I love carpentry so even though the langstroth is harder to build, I think it would be a great experience.
 
#37 ·
Beelosopher, in regards to Langstroth hives the hive boxes from vendors *usually* are not much more expensive than it is to buy wood and cut your own. They also have the measurements down pretty well, the rabbet or box joints cut properly, the rabbet for the frame hangers, etc.,. The place to save money (and I know you're not too much worried about cost) is in the bottom boards and covers. Those don't need the somewhat precise cuts that the boxes require (though bee space still must be adhered to with top covers and to some degree bottom boards).

This is my first full year of keeping bees and I'm in my mid-50's with a less that pristine back. I opted for all 8-frame medium hives and they seem to be working out well.

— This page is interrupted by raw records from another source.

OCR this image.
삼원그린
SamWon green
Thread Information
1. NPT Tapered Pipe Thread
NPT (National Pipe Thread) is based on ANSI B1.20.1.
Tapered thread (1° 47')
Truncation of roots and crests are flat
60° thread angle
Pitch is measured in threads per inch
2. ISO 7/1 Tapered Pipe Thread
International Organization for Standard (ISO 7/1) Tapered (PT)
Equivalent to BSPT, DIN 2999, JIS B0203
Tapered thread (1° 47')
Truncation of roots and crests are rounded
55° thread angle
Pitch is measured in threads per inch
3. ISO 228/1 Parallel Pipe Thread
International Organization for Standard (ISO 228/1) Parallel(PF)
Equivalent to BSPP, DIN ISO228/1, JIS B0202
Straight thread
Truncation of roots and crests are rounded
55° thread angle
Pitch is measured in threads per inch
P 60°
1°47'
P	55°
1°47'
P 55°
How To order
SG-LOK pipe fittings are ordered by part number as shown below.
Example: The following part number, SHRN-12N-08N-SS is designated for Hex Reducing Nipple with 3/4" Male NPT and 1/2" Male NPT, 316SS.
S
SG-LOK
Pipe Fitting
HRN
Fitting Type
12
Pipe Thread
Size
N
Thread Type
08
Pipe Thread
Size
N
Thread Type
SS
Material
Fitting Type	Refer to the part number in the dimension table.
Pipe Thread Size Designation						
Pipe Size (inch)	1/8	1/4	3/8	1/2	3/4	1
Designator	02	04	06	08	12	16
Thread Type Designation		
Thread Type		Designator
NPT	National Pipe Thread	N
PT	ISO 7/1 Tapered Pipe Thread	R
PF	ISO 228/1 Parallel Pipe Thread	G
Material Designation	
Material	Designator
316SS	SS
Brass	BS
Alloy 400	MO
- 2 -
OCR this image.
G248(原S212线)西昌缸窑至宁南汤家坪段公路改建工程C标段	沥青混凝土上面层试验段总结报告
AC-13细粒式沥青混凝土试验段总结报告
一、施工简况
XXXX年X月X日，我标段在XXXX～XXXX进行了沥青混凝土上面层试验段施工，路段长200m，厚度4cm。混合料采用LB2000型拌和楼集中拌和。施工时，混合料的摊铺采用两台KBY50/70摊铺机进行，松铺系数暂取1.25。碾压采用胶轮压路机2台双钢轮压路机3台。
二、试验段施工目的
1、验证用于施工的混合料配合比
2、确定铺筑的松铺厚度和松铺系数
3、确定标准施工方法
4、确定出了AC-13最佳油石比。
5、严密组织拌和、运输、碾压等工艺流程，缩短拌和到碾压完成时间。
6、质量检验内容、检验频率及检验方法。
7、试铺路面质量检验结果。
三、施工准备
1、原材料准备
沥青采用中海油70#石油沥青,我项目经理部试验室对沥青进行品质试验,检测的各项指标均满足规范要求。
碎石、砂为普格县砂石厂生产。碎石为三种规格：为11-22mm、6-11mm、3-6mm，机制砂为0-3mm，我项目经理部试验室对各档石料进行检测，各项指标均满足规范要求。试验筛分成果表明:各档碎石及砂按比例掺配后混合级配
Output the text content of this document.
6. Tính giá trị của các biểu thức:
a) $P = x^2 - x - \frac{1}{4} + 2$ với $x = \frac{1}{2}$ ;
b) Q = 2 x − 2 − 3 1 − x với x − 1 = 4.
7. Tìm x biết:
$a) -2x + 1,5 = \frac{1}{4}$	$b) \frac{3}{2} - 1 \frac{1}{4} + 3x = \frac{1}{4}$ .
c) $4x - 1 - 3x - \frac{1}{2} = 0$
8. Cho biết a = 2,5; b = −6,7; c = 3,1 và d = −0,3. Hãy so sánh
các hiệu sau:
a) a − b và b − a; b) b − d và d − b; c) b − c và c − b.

My mentor has been keeping bees for a long time, he just turned 80. When I told him that I was going with the smaller boxes he stated that if he had it to do over again he'd go with the same. Just sayin'.... :)

Best wishes, for now study, study, study. You'll figure out which direction to go in and the vehicle to take you there! ;)

Ed
 
#38 ·
How does 9 frame in a 10 provide more ventilation???????? Cells are drawn deeper so only a bee space left between adjacent frames and walls, so same as 10. And technically one less vertical slot so less ventilation. And with bees covering all frames in a super, they will control air flow anyway.

Cells are deeper but no bigger in diameter, so I doubt bees are bigger.

10 frames of brood is more brood.

9 frames of honey is more than 10 frames because of cell depth and one less foundation.

Found adding metal rails on slide slot in ends of supers keeps propolis build up down.

Presently use all 10 frame deeps and full of honey is on the heavy side.

There is advantages to using all mediums or all deeps as frames can be moved up and down. Useful to get bees up above a queen excluder and can move honey to beef up winter stores.